March 29, 2024

Me being a bad mother -By Rohini Sen

A blog from a mum on her journey with her daughter ‘ Me being a bad mother’- by Rohini Sen

” I am not a good mother, I think I have said this many times and at many places. And yet most of the times I try hard, sometimes just enough to be seen in good light. By whom? Well strangers, family, just about anyone I think. And then there are days when I think that its all an act.

The real me is only when its just the two of us. No not even the father. When its only me and her. That’s the real mother in me.

And I must confess the mother in me is not always patient, lovely and perfect. She snaps often on some days and hugs often on many. She shouts (yes, she does) and looses her cool on many and apologizes to her tiny kid on many. She gossips on many days and talks virtuously on many.

She hates everything on many days and loves life on many days. And all through she knows that the little girl that she is raising is imbibing all that she does, the little girl will most definitely follow in her footsteps.And nothing scares the mother in me than that particular thought.

I am not perfect, I am not the TV mom who can whip up magical healthy dishes for her kids. I am not even like so many other beautiful moms I know, moms who are patient beyond a point, who have their parenting basics in place and who most definitely will raise strong confident children.

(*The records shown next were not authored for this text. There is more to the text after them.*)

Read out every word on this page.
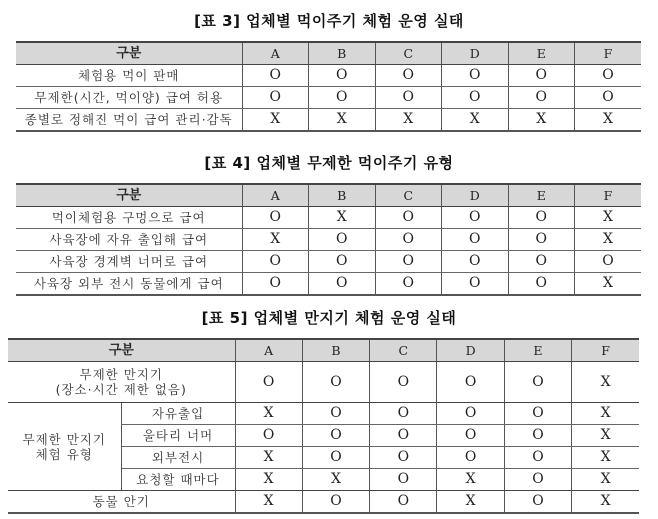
[표 3] 업체별 먹이주기 체험 운영 실태
구분	A	B	C	D	E	F
체험용 먹이 판매	O	O	O	O	O	O
무제한(시간, 먹이양) 급여 허용	O	O	O	O	O	O
종별로 정해진 먹이 급여 관리·감독	X	X	X	X	X	X
[표 4] 업체별 무제한 먹이주기 유형
구분	A	B	C	D	E	F
먹이체험용 구멍으로 급여	O	X	O	O	O	X
사육장에 자유 출입해 급여	X	O	O	O	O	X
사육장 경계벽 너머로 급여	O	O	O	O	O	O
사육장 외부 전시 동물에게 급여	O	O	O	O	O	X
[표 5] 업체별 만지기 체험 운영 실태
구분		A	B	C	D	E	F

무제한 만지기
(장소·시간 제한 없음)		O	O	O	O	O	X

무제한 만지기
체험 유형	자유출입	X	O	O	O	O	X
	울타리 너머	O	O	O	O	O	X
	외부전시	X	O	O	O	O	X
	요청할 때마다	X	X	O	X	O	X
동물 안기		X	O	O	X	O	X
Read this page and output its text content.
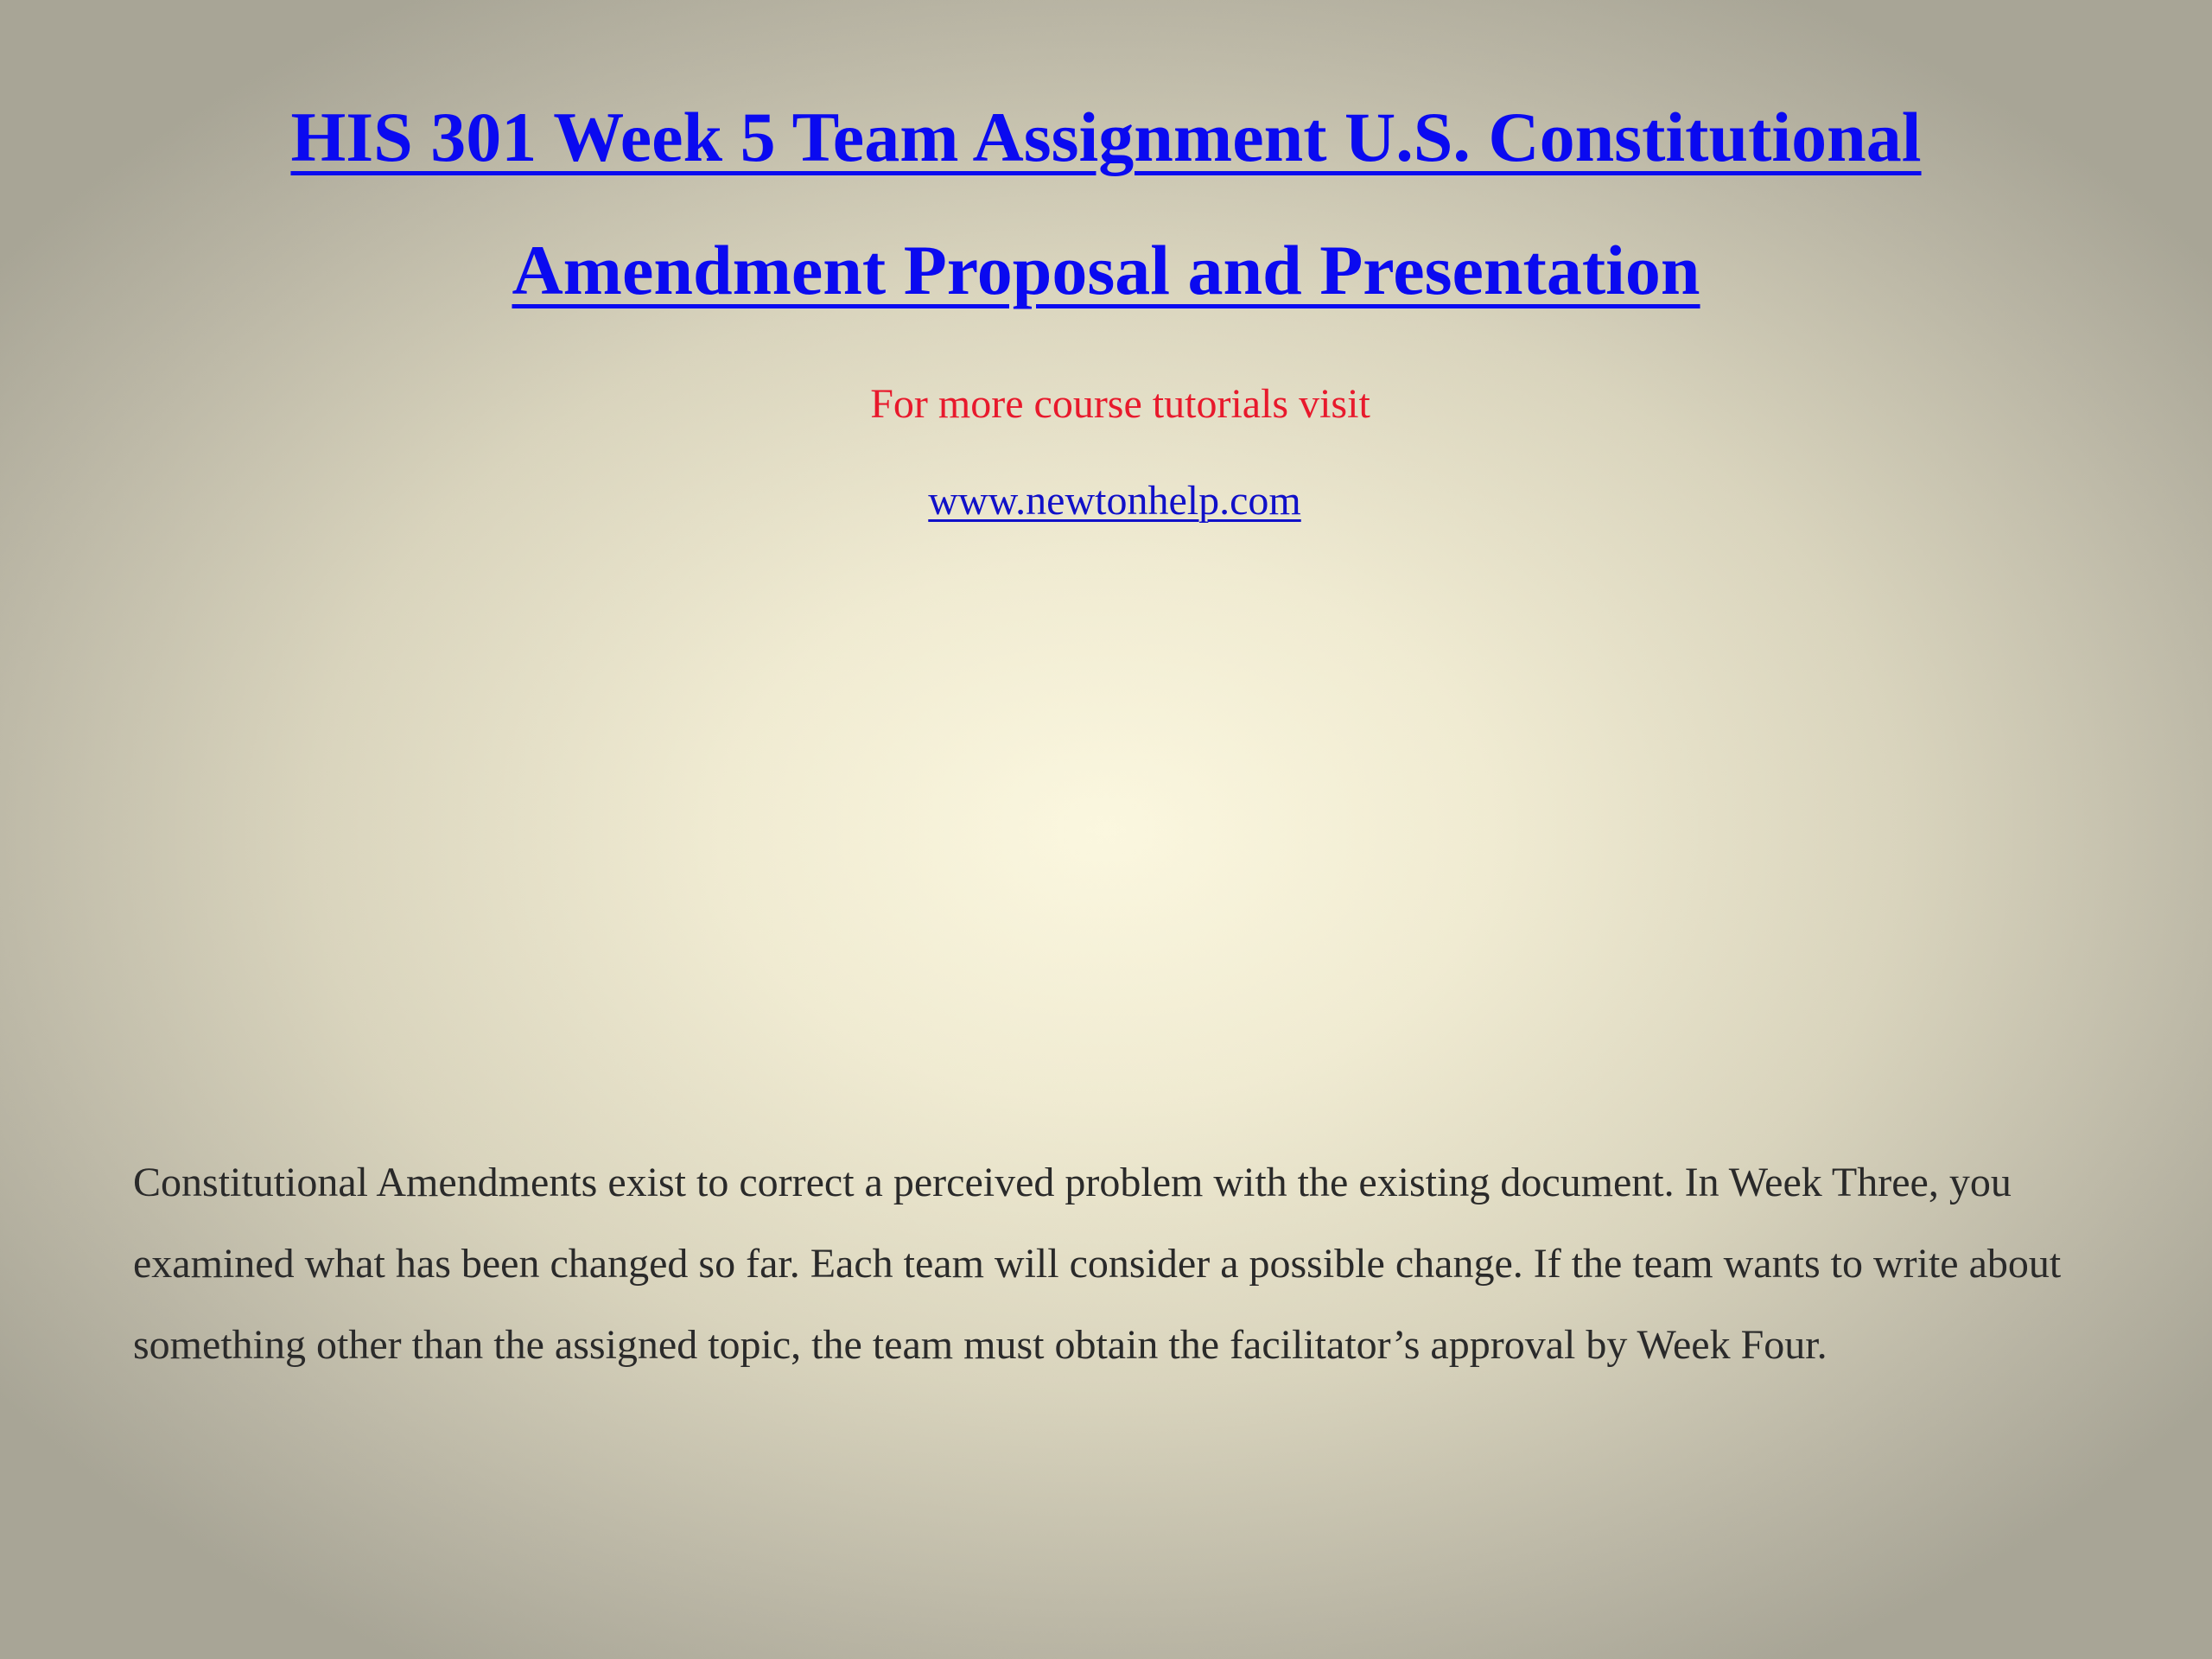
HIS 301 Week 5 Team Assignment U.S. Constitutional Amendment Proposal and Presentation

For more course tutorials visit

www.newtonhelp.com

Constitutional Amendments exist to correct a perceived problem with the existing document. In Week Three, you examined what has been changed so far. Each team will consider a possible change. If the team wants to write about something other than the assigned topic, the team must obtain the facilitator’s approval by Week Four.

I on the other hand am still a work in progress 🙂 The girl in me in still growing and I think its a journey for both of us, my little one and me -together

I am just a mom trying to sail through life. All that I understand is that some basics I will not compromise. I try and teach her to be a good human being, honest person and confident girl.I may be mean but I want her to love more, trust more and believe in the goodness of the world more. I want her to take risks, take chances, dream more.I want to be that wind beneath her wings.

And most importantly I will love her for who she is. All my wishes for her do not matter, what matters is what she wants and who she really is.

I hope to tell her someday that life is not simple, that she will fail, feel hurt, feel lost and defeated but I want her to know that no matter what happens, I will stay by her always. I will try to judge less and love her more, always.I hope someday she gets to know me, the real nutty, cynical, crazy me and we love each other for who we really are.

Whether this is enough to sail through this mystery called life, I have no idea. I have so many wonderful mom friends, relatives. These are people who I admire for their parenting principles. I have so many friends whose parents I admire (from knowing them to hearing about them).

All these wonderful people inspire me to be a decent parent (I can never even be like some of them , they are just so evolved). Hope to keep learning from them, till then bad mom rests her case.”

We thank Rohini for writing this and sharing this with Mums and stories.

2 thoughts on “Me being a bad mother -By Rohini Sen

  1. All of this. Every. Single. Word.

    Especially-
    >The real me is only when its just the two of us. No not even the father.
    >I try hard, sometimes just enough to be seen in good light. By whom? Well strangers, family, just about anyone I think
    >I am not perfect…still a work in progress…its a journey for both of us, my little one and me -together
    >some basics I will not compromise…good human…honest…confident…love more…trust more…believe in the goodness of the world more.

    Thank you, Rohini, for being that voice of us imperfect moms trying so hard not to be a bad mom after all.